Muchos de sus compañeros la envidiaron el año pasado cuando, gracias a los US$ 30.000 de reserva anticipada, su padre le aseguró la vacante para un intercambio estudiantil en la universidad suiza de St. Gallen. Allí se instaló durante seis meses y, de paso, despuntó el vicio del snowboard y del esquí en los Alpes suizos junto a su hermano Juan Ignacio.
Preocupación
Con su celular apagado desde que estalló el escándalo, todos los consultados temen por las futuras oportunidades laborales cercenadas para una alumna brillante, que desconocía los manejos turbios del padre y a la vez lo creía un santo.
"Al más pequeño, Manuel, se lo ve ido. Y tan deprimido desde la detención del padre que muchos temen las consecuencias psíquicas en el seno de una familia que se tragó una farsa: la del padre hiperexitoso que había conseguido un cliente poderoso", apuntan quienes los conocen íntimamente.

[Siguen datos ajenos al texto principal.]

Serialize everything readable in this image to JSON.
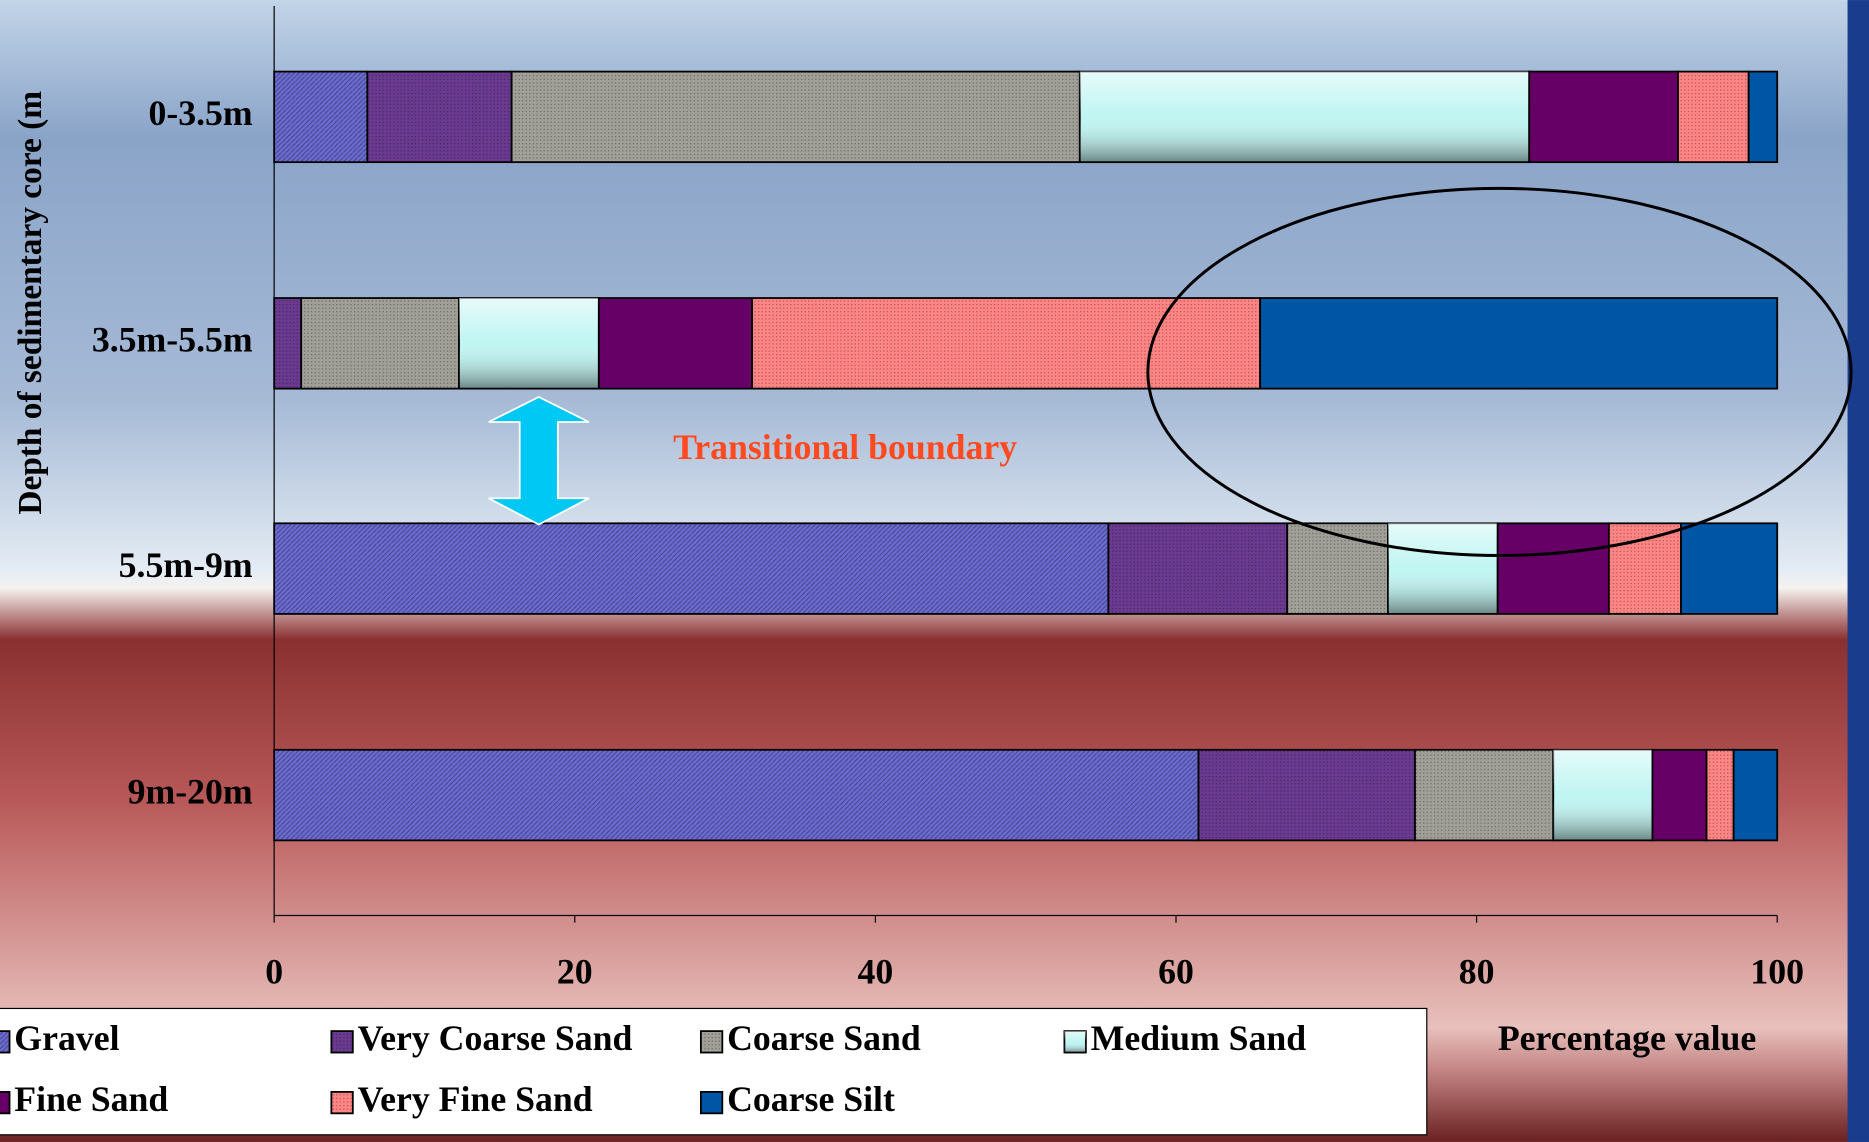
{
  "chart_data": {
    "type": "stacked_barh",
    "categories": [
      "0-3.5m",
      "3.5m-5.5m",
      "5.5m-9m",
      "9m-20m"
    ],
    "series": [
      {
        "name": "Gravel",
        "color": "#6a6ad0",
        "values": [
          6.2,
          0,
          55.5,
          61.5
        ]
      },
      {
        "name": "Very Coarse Sand",
        "color": "#6a3a90",
        "values": [
          9.6,
          1.8,
          11.9,
          14.4
        ]
      },
      {
        "name": "Coarse Sand",
        "color": "#a0a098",
        "values": [
          37.8,
          10.5,
          6.7,
          9.2
        ]
      },
      {
        "name": "Medium Sand",
        "color": "#bff5f2",
        "values": [
          29.9,
          9.3,
          7.3,
          6.6
        ]
      },
      {
        "name": "Fine Sand",
        "color": "#660066",
        "values": [
          9.9,
          10.2,
          7.4,
          3.6
        ]
      },
      {
        "name": "Very Fine Sand",
        "color": "#ff8484",
        "values": [
          4.7,
          33.8,
          4.8,
          1.8
        ]
      },
      {
        "name": "Coarse Silt",
        "color": "#0055a5",
        "values": [
          1.9,
          34.4,
          6.4,
          2.9
        ]
      }
    ],
    "xlim": [
      0,
      100
    ],
    "xticks": [
      0,
      20,
      40,
      60,
      80,
      100
    ],
    "xlabel": "Percentage value",
    "ylabel": "Depth of sedimentary core (m",
    "annotation": "Transitional boundary"
  }
}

Además de las causas por cohecho y de administración fraudulenta en perjuicio de la administración pública por su paso como gerente financiero del PAMI, causas que esperan el juicio oral, a Gustavo Juliá la AFIP también lo querelló y le embargó bienes. Desde 2007, le reclama una deuda de casi $ 300.000 por evasión fiscal de sus empresas.
Con aparentemente menores ingresos y hasta enero sin esos sobresaltos judiciales, el devenir familiar del ex piloto de Austral Eduardo Juliá ("Piluso"), de 50 años, se dibujaba mucho menos dispendioso. Separado de su mujer, Evangelina Cutó, una secretaria de 39 años, el mayor de los Juliá alquilaba un dormy de dos ambientes en el Boating Club, un exclusivo barrio náutico de San Isidro.
"Parecía el más hábil de los hermanos y era al revés. En el negocio aeronáutico, que es extremadamente chico, no estaban bien considerados", comentó otra fuente de ese rubro. Era vox populi la sobrefacturación de los vuelos de Medical Jet a PAMI. Esas suculentas ganancias fueron ofrecidas por los Juliá a otros prestadores aéreos, cuando faltaban aviones. Pero era tan evidente la diferencia de precios que varios empresarios rechazaron el negocio ante el temor de terminar presos.
"Nunca tuvieron una intensa vida social en San Isidro porque no son originalmente de allí. No van al CASI ni al SIC ni al Náutico. Crecieron en el barrio de Belgrano y gran parte de su adolescencia transcurrió en Mendoza, en un colegio marista, ya que su padre, José, estuvo años destinado en la base de El Plumerillo, en Mendoza, como parte de la elite de cazadores [pilotos de aviones caza]", recordó un compañero del fallecido brigadier Juliá, jefe de la Fuerza Aérea entre 1989 y 1993.
Los hijos heredaron la habilidad para los negocios del padre, pero lo superaron en intrepidez, según apuntó la misma fuente, y recordó la súbita disponibilidad de hangares a fines de los 80 y de salones VIP en Aeroparque para la empresa aérea Royal Class, de Yabrán, cuando ninguna firma del rubro podía acceder, por entonces, a esos "privilegios".